For 2016, I'm pretty sure the Marquee Presentations are still limited to Anglophone and Francophone films (and that there are even fewer of the latter than there were last year). There are still too few female Masters (but at least the ones they've got are totally inarguable: Barbara Kopple and Chantal Akerman). But I'm fine with the categorizations now, if only because I've grown used to them after a year. And if the existence of the Vanguard section helped make it possible for the festival to program Sixty Six and target it to an appreciative audience, I'm more than fine: I'm all for it! 

Unfortunately nearly all the other Vanguard presentations at the festival have already passed. Other than Sixty Six's two showings, the last one remaining is Guetty Felin's "chorale for several voices in the wake of the Haiti earthquake", Ayiti Mon Amour, which screens once more at 9:15 tonight.

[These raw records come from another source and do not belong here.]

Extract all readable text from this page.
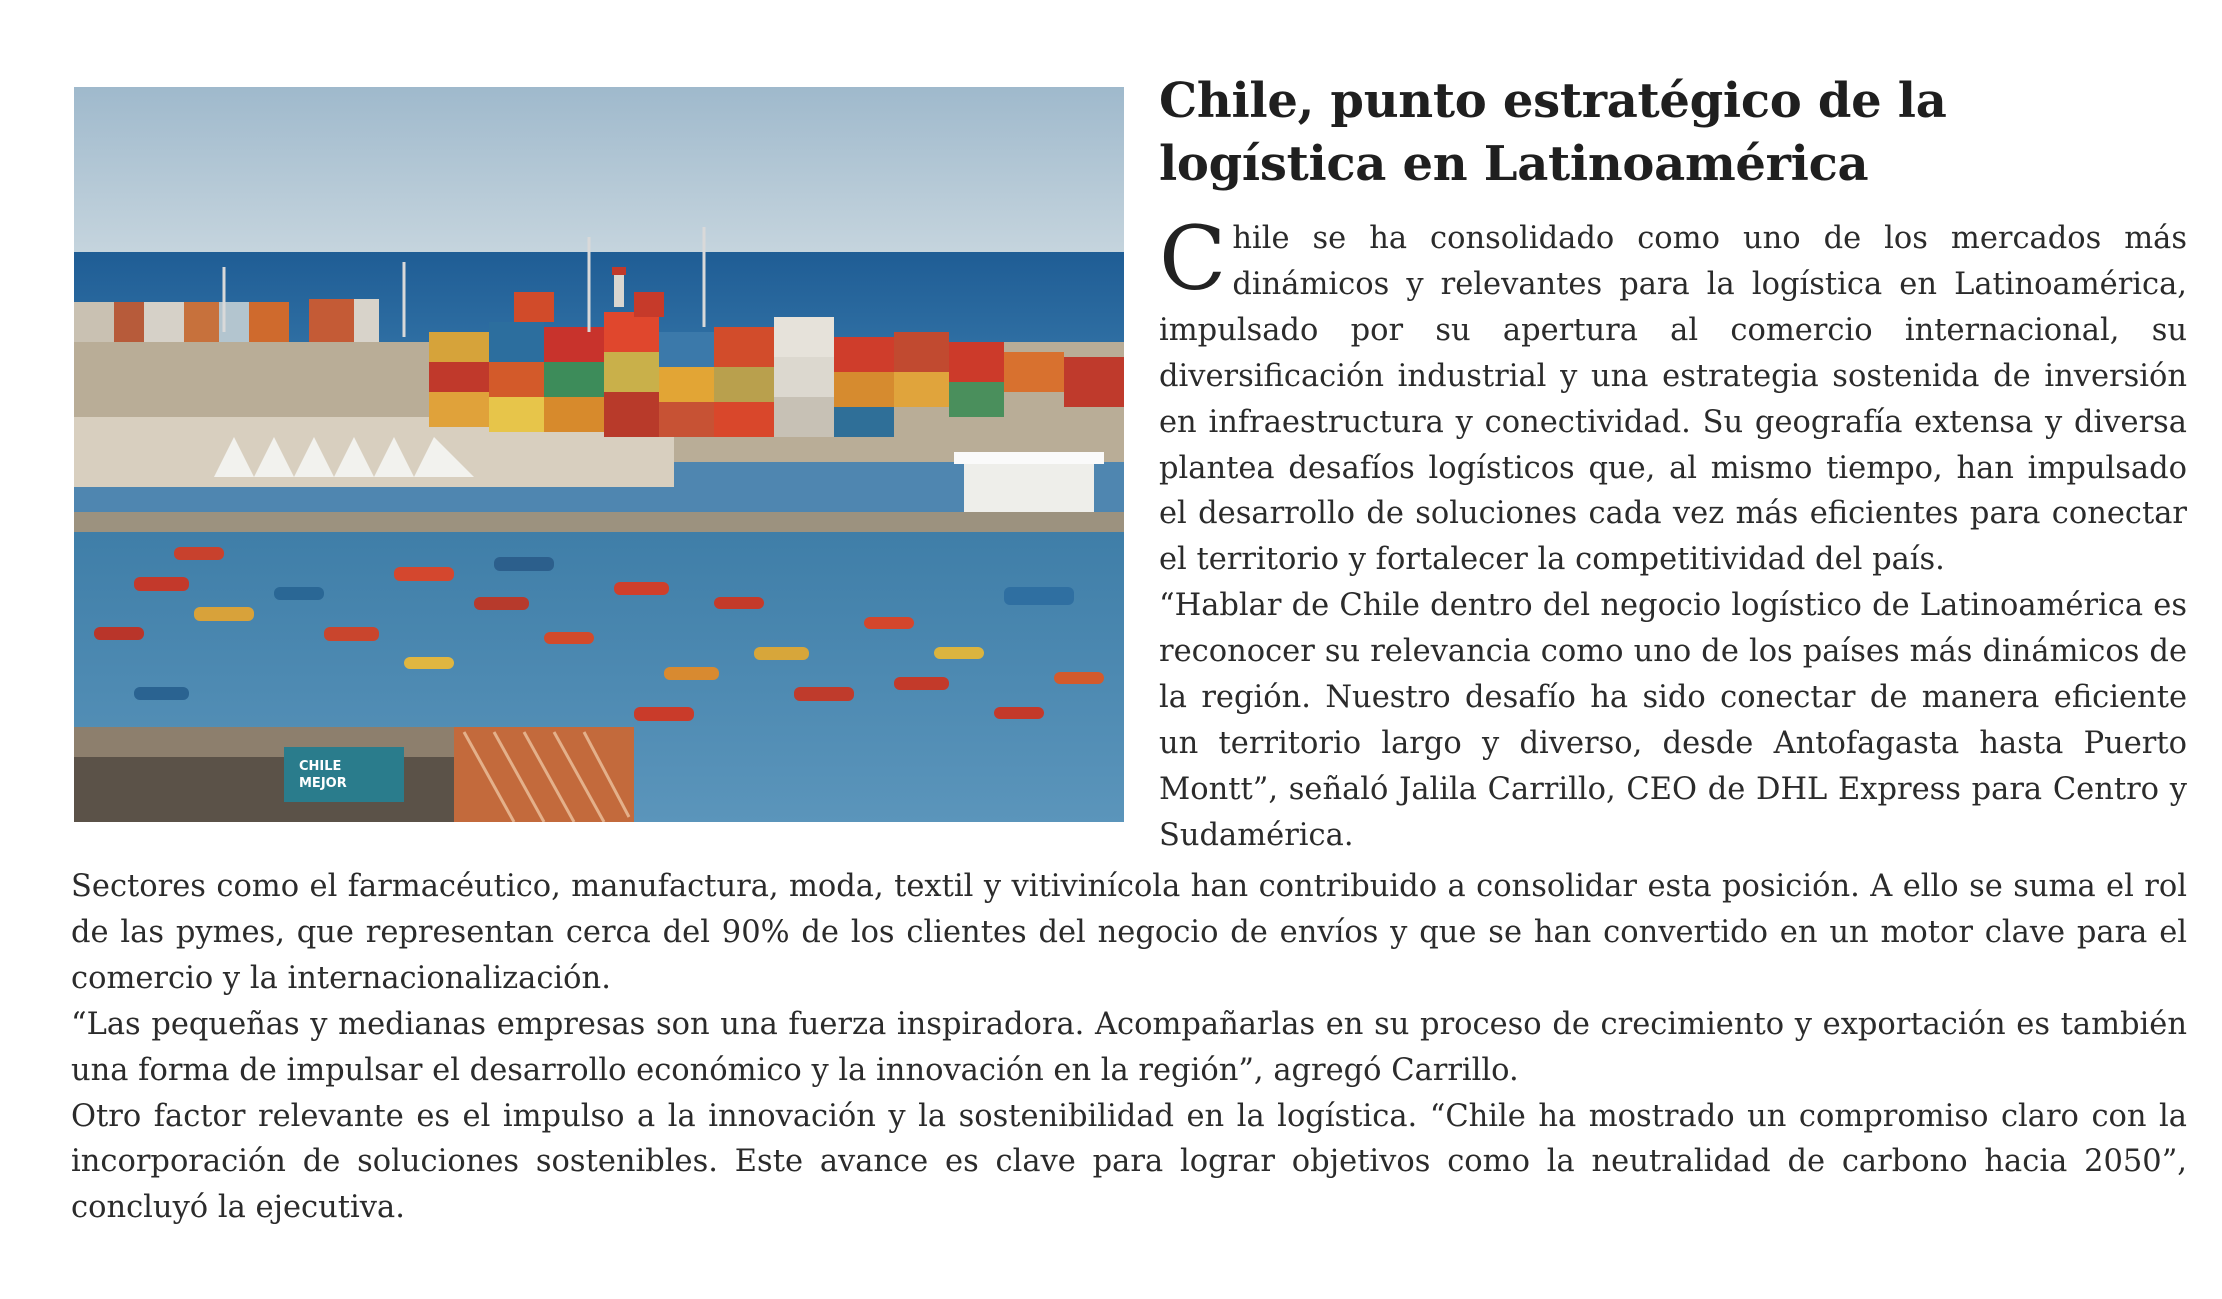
CHILE
MEJOR
Chile, punto estratégico de la logística en Latinoamérica

Chile se ha consolidado como uno de los mercados más dinámicos y relevantes para la logística en Latinoamérica, impulsado por su apertura al comercio internacional, su diversificación industrial y una estrategia sostenida de inversión en infraestructura y conectividad. Su geografía extensa y diversa plantea desafíos logísticos que, al mismo tiempo, han impulsado el desarrollo de soluciones cada vez más eficientes para conectar el territorio y fortalecer la competitividad del país.

“Hablar de Chile dentro del negocio logístico de Latinoamérica es reconocer su relevancia como uno de los países más dinámicos de la región. Nuestro desafío ha sido conectar de manera eficiente un territorio largo y diverso, desde Antofagasta hasta Puerto Montt”, señaló Jalila Carrillo, CEO de DHL Express para Centro y Sudamérica.

Sectores como el farmacéutico, manufactura, moda, textil y vitivinícola han contribuido a consolidar esta posición. A ello se suma el rol de las pymes, que representan cerca del 90% de los clientes del negocio de envíos y que se han convertido en un motor clave para el comercio y la internacionalización.

“Las pequeñas y medianas empresas son una fuerza inspiradora. Acompañarlas en su proceso de crecimiento y exportación es también una forma de impulsar el desarrollo económico y la innovación en la región”, agregó Carrillo.

Otro factor relevante es el impulso a la innovación y la sostenibilidad en la logística. “Chile ha mostrado un compromiso claro con la incorporación de soluciones sostenibles. Este avance es clave para lograr objetivos como la neutralidad de carbono hacia 2050”, concluyó la ejecutiva.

HOW: Digital screening with filmmaker in attendance.

OTHER SFIFF SCREENINGS: Today is the last chance to see screenings like Wild by Nicolette Krebitz, Southside With You by Richard Tanne, Les Cowboys by Thomas Bidegain and (as mentioned above) Ayiti Mon Amour, all at the Alamo Drafthouse New Mission.

NON-SFIFF SCREENING: Tonight Oddball Films hosts its 99th monthly 16mm iteration of "Strange Sinema", this time on the theme of "Psycho Science". The program includes The Electric EelSun Healing: The Ultra-Violet Way With Life Lite and Living in a Reversed World (which I've seen, the last of them at SFIFF- all are extremely weird and entertaining) and Edgar G. Ulmer's Goodbye, Mr. Germ, (which I have not). Seems like the perfect program to warm up for Penny Lane's NUTS! (which I also haven't seen yet.)